やりたいことを仕事にしている人は幸せだと思う。

今の仕事は、ずっとやりたいと思っていた仕事かと聞いたら、たいていの人はそうではないと答えるのではなかろうか。少なくとも私は、「やりたい仕事」を持ったことがない。

「大人になったら何になりたい?」ということは小さい時から聞かれる。私にとって、そう聞かれることは、本当に苦痛だった。
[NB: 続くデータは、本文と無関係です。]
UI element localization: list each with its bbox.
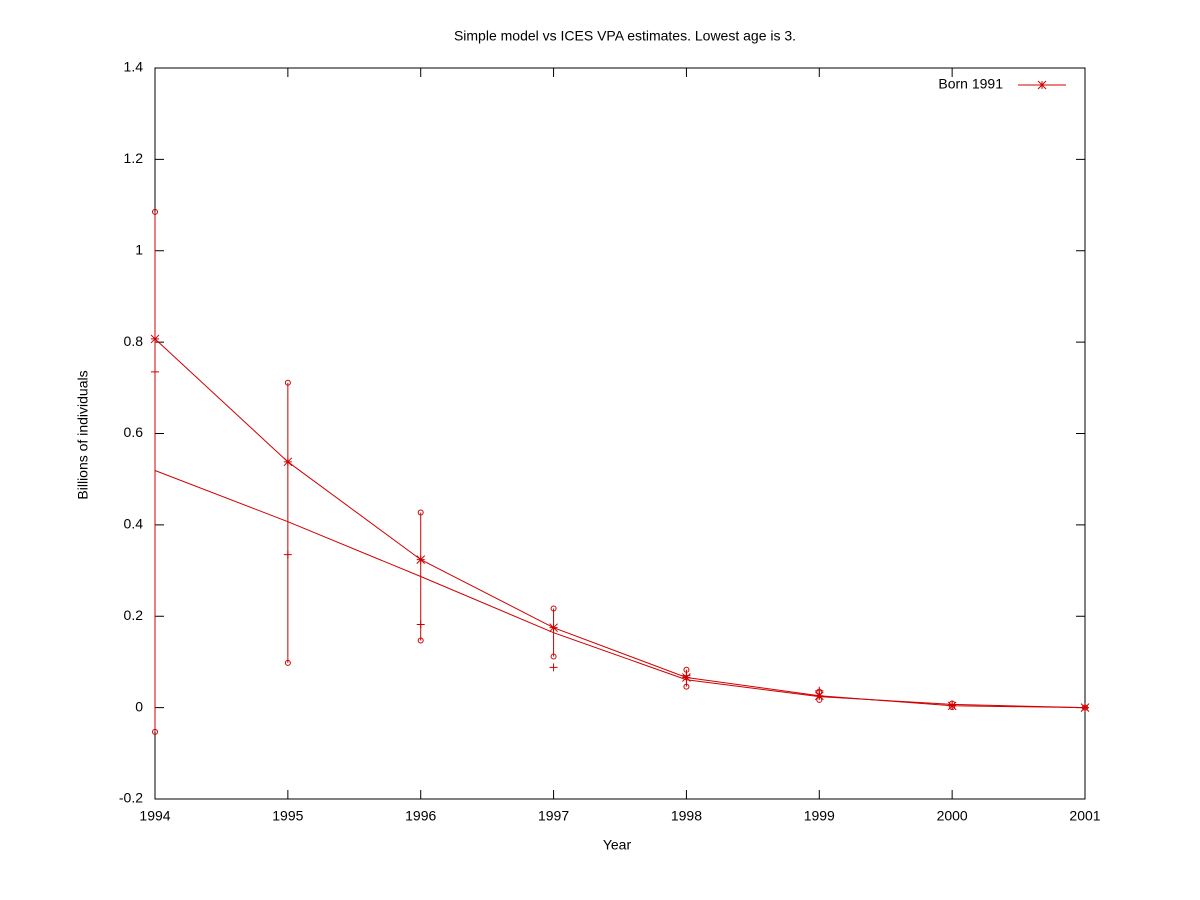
series-line bbox=[154, 470, 1086, 709]
y-tick-label: 0.8 bbox=[124, 333, 144, 349]
x-tick-label: 1996 bbox=[405, 808, 436, 824]
plus-marker bbox=[151, 367, 159, 376]
error-cap bbox=[284, 659, 291, 666]
plus-marker bbox=[682, 671, 691, 680]
y-tick-label: 1.4 bbox=[124, 59, 144, 75]
error-cap bbox=[417, 637, 424, 644]
x-tick-label: 1995 bbox=[272, 808, 303, 824]
star-marker bbox=[549, 623, 558, 633]
star-marker bbox=[150, 334, 160, 344]
error-cap bbox=[683, 683, 690, 690]
error-cap bbox=[152, 728, 158, 735]
plus-marker bbox=[283, 550, 292, 559]
y-tick-label: 0.2 bbox=[124, 607, 144, 623]
x-tick-label: 1997 bbox=[538, 808, 569, 824]
y-tick-label: 1.2 bbox=[124, 150, 144, 166]
y-tick-label: 0 bbox=[135, 698, 143, 714]
chart-title: Simple model vs ICES VPA estimates. Lowe… bbox=[454, 28, 796, 44]
y-tick-label: -0.2 bbox=[119, 790, 143, 806]
star-marker bbox=[416, 555, 426, 564]
error-cap bbox=[417, 509, 424, 516]
y-tick-label: 1 bbox=[135, 241, 143, 257]
x-axis-label: Year bbox=[603, 837, 632, 853]
star-marker bbox=[814, 691, 824, 701]
plus-marker bbox=[416, 620, 425, 629]
error-cap bbox=[284, 379, 291, 386]
x-tick-label: 2001 bbox=[1069, 808, 1100, 824]
x-tick-label: 1998 bbox=[671, 808, 702, 824]
plus-marker bbox=[948, 700, 957, 709]
plus-marker bbox=[815, 686, 824, 695]
error-cap bbox=[152, 208, 158, 215]
star-marker bbox=[283, 457, 293, 467]
x-tick-label: 2000 bbox=[937, 808, 968, 824]
x-tick-label: 1994 bbox=[139, 808, 170, 824]
error-cap bbox=[550, 605, 557, 612]
plus-marker bbox=[1081, 703, 1089, 712]
x-tick-label: 1999 bbox=[804, 808, 835, 824]
star-marker bbox=[1037, 80, 1047, 90]
legend-label: Born 1991 bbox=[938, 76, 1003, 92]
plot-frame bbox=[154, 67, 1086, 800]
y-tick-label: 0.4 bbox=[124, 516, 144, 532]
error-cap bbox=[550, 653, 557, 660]
y-axis-label: Billions of individuals bbox=[75, 370, 91, 499]
y-tick-label: 0.6 bbox=[124, 424, 144, 440]
series-line bbox=[154, 338, 1086, 709]
plus-marker bbox=[549, 663, 558, 672]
そのつらい最初の経験は、幼稚園の時だった。「将来なりたい仕事を絵で描きましょう」というのがお題であった。何にもなることを決めていなかった私は、悩んだ挙句、たまたま心に浮かんだ電車の絵を描いた。踏切を通過している電車の絵だ。視点は歩行者にある。そして、「将来、電車の運転士になりたい」と嘘をついた。果たして、この嘘を見抜けた大人はいただろうか。電車の運転士になりたかったら、通常は運転室から見た風景を描くはずである。正面に線路があり、両サイドは建物が並ぶ。建物を描くのが面倒なら、森林の間を通過していることにすればよい。そうすれば両サイドの色は2色で済む。いや、鉄橋の上なら、下は川の色、水色の一色で手間が省ける。黒一色にして、星をちりばめ、「銀河鉄道」などと言ったら、大人が喜ばないわけがない。それでも横からの絵にした。「今ここで、自分の将来を決めなさい」と言わんばかりに、大人になるまでの豊かな時間を奪い去ろうとした大人たちへの精一杯の反抗であった。
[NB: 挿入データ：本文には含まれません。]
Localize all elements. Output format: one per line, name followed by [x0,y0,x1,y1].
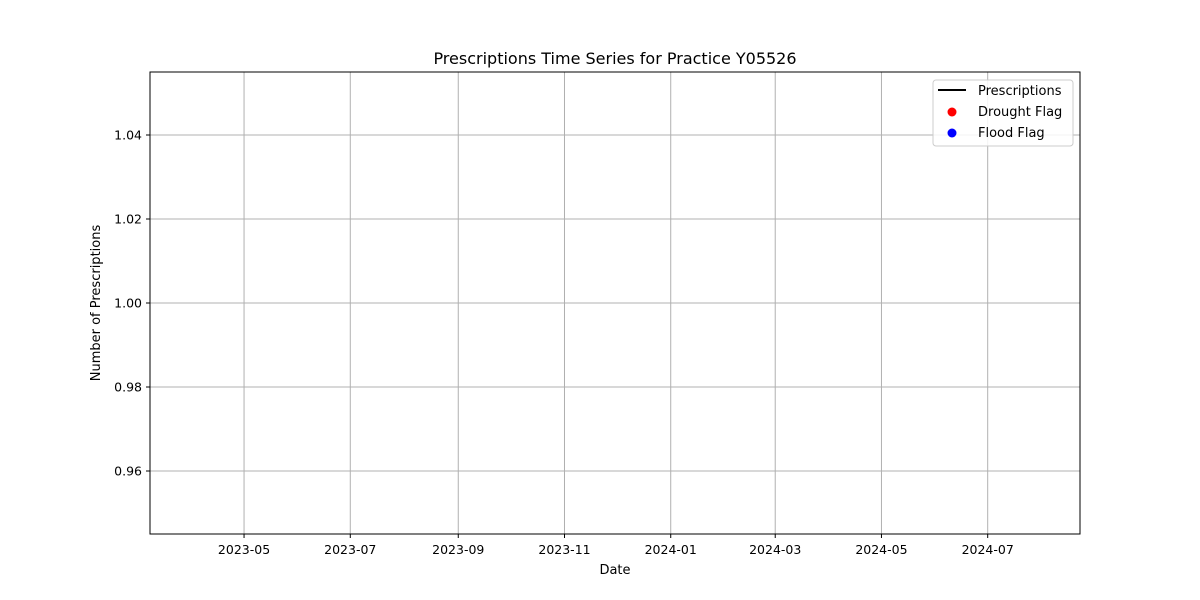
legend-prescriptions-label: Prescriptions [978,84,1062,99]
x-tick-label: 2024-07 [962,542,1014,557]
legend-flood-flag-label: Flood Flag [978,126,1045,141]
y-tick-label: 1.04 [114,128,142,143]
legend-flood-flag-marker [947,128,957,138]
x-tick-label: 2023-09 [432,542,484,557]
y-tick-label: 0.98 [114,380,142,395]
chart-title: Prescriptions Time Series for Practice Y… [433,49,796,68]
x-tick-label: 2024-05 [855,542,907,557]
legend-drought-flag-marker [947,107,957,117]
legend-box [932,79,1074,147]
x-tick-label: 2023-05 [218,542,270,557]
grid-layer [150,72,1080,534]
x-axis-label: Date [599,563,630,578]
x-tick-label: 2024-01 [645,542,697,557]
x-tick-label: 2024-03 [749,542,801,557]
y-axis-label: Number of Prescriptions [89,225,104,382]
y-tick-label: 1.00 [114,296,142,311]
x-tick-label: 2023-07 [324,542,376,557]
y-tick-label: 0.96 [114,464,142,479]
tick-layer: 2023-05 2023-07 2023-09 2023-11 2024-01 2024-… [114,128,1014,558]
x-tick-label: 2023-11 [538,542,590,557]
legend-drought-flag-label: Drought Flag [978,105,1062,120]
y-tick-label: 1.02 [114,212,142,227]
legend: Prescriptions Drought Flag Flood Flag [932,79,1074,147]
少年時代はあっという間に過ぎて大学生になった。一浪した挙句、滑り止めの大学にしか受からなかった私は、人生の春を謳歌する周囲とは裏腹に、絶望とともに大学生活をスタートさせた。大学2年の時にバブルがはじけたので、入学した時は、バブル経済は最高潮を迎えたころだった。クラブ、ナンパ、怪しいバイト、とにかく人生がつまらなくてしょうがない私にとって、周りは何もかも狂っているように映った。

私は、サークルの先輩の紹介でデパートの配達のバイトを始めた。宅配時、配達員が嫌がるものの一つが缶ビールの箱だ。2つ、3つ重ねると、とにかく重い。特にエレベーターのない4階建てなどのマンションの4階などは相当つらい。台車が使えないオフィスビルも誰も好んで行きたがらない。そのため、ビール箱の配送が集中するお中元や、お歳暮の時期は、一番若く体力もある私がオフィス街担当になった。私は、大きな会社から小さな会社まで、ありとあらゆる会社を見て回る機会を得た。
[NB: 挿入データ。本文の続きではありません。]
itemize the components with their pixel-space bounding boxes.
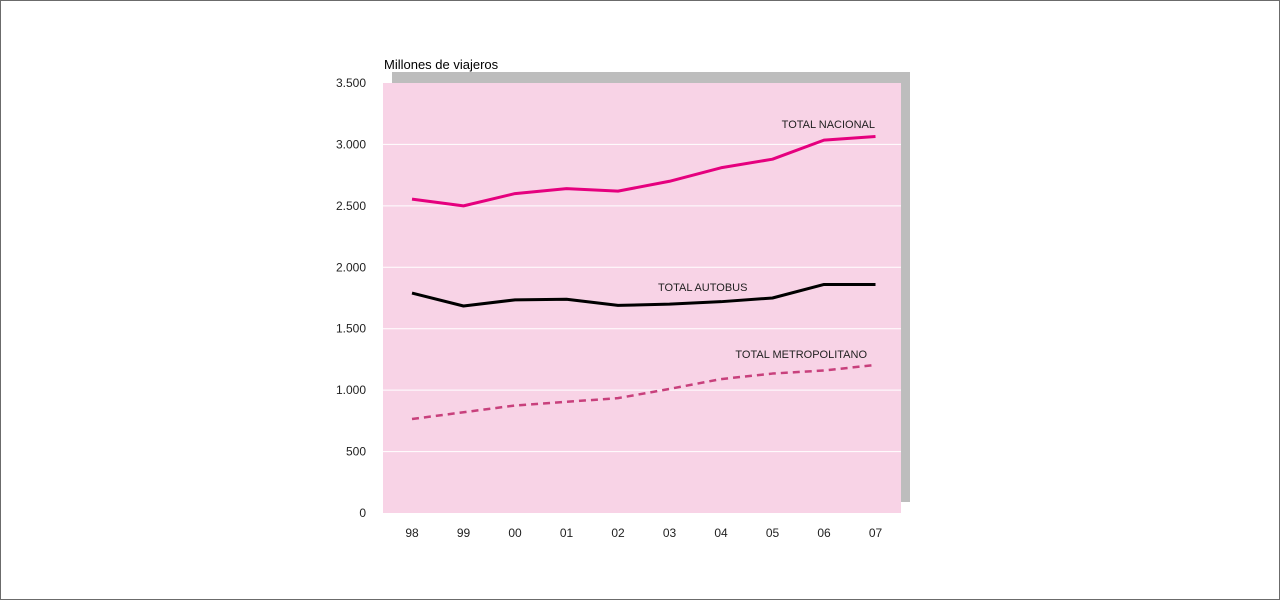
plot-background — [383, 83, 901, 513]
x-tick-label: 04 — [714, 526, 728, 540]
series-lines — [411, 134, 876, 421]
x-tick-labels: 98 99 00 01 02 03 04 05 06 07 — [405, 526, 882, 540]
y-tick-label: 2.000 — [336, 260, 366, 274]
series-line — [411, 363, 876, 421]
series-label: TOTAL NACIONAL — [782, 119, 875, 131]
y-axis-label: Millones de viajeros — [384, 57, 499, 72]
x-tick-label: 07 — [869, 526, 883, 540]
x-tick-label: 03 — [663, 526, 677, 540]
series-labels: TOTAL NACIONAL TOTAL AUTOBUS TOTAL METROPO… — [658, 119, 875, 361]
x-tick-label: 05 — [766, 526, 780, 540]
y-tick-label: 1.500 — [336, 322, 366, 336]
series-label: TOTAL METROPOLITANO — [735, 349, 867, 361]
y-tick-label: 3.000 — [336, 137, 366, 151]
x-tick-label: 00 — [508, 526, 522, 540]
x-tick-label: 98 — [405, 526, 419, 540]
series-line — [411, 134, 876, 208]
x-tick-label: 06 — [817, 526, 831, 540]
series-line — [411, 282, 876, 308]
x-tick-label: 99 — [457, 526, 471, 540]
y-tick-label: 2.500 — [336, 199, 366, 213]
x-tick-label: 02 — [611, 526, 625, 540]
series-label: TOTAL AUTOBUS — [658, 282, 747, 294]
y-tick-label: 1.000 — [336, 383, 366, 397]
x-tick-label: 01 — [560, 526, 574, 540]
y-tick-labels: 0 500 1.000 1.500 2.000 2.500 3.000 3.500 — [336, 76, 366, 520]
y-tick-label: 500 — [346, 445, 366, 459]
y-tick-label: 0 — [359, 506, 366, 520]
y-tick-label: 3.500 — [336, 76, 366, 90]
しかし、そこでも、失望しか体験できなかった。オフィスの中は、ガヤガヤと活気があった。しかし、会話に耳を澄ますと、ゴルフなど趣味の話題ばかりで、仕事に関するものはほとんどなかった。OLのお尻を触ることにしか「人生の望み」がないようなおじさんに出会った時はショックだった。そんな中で、一人デスクに向かってもくもくと手を動かすビジネスマンを見つけた時は、泥の中に浮かぶ一輪の蓮の花を見たようで救われた気分がした。すっと後ろに回わり、パソコンの画面を覗きこんだが、熱中していたのはコンピュータゲームと知って、気を失いかけた。オフィスはプレイランドというか、まるで動物園のようであった。外から観察する分はいいが、中にいて同じ空気を吸う気にはなれなかった。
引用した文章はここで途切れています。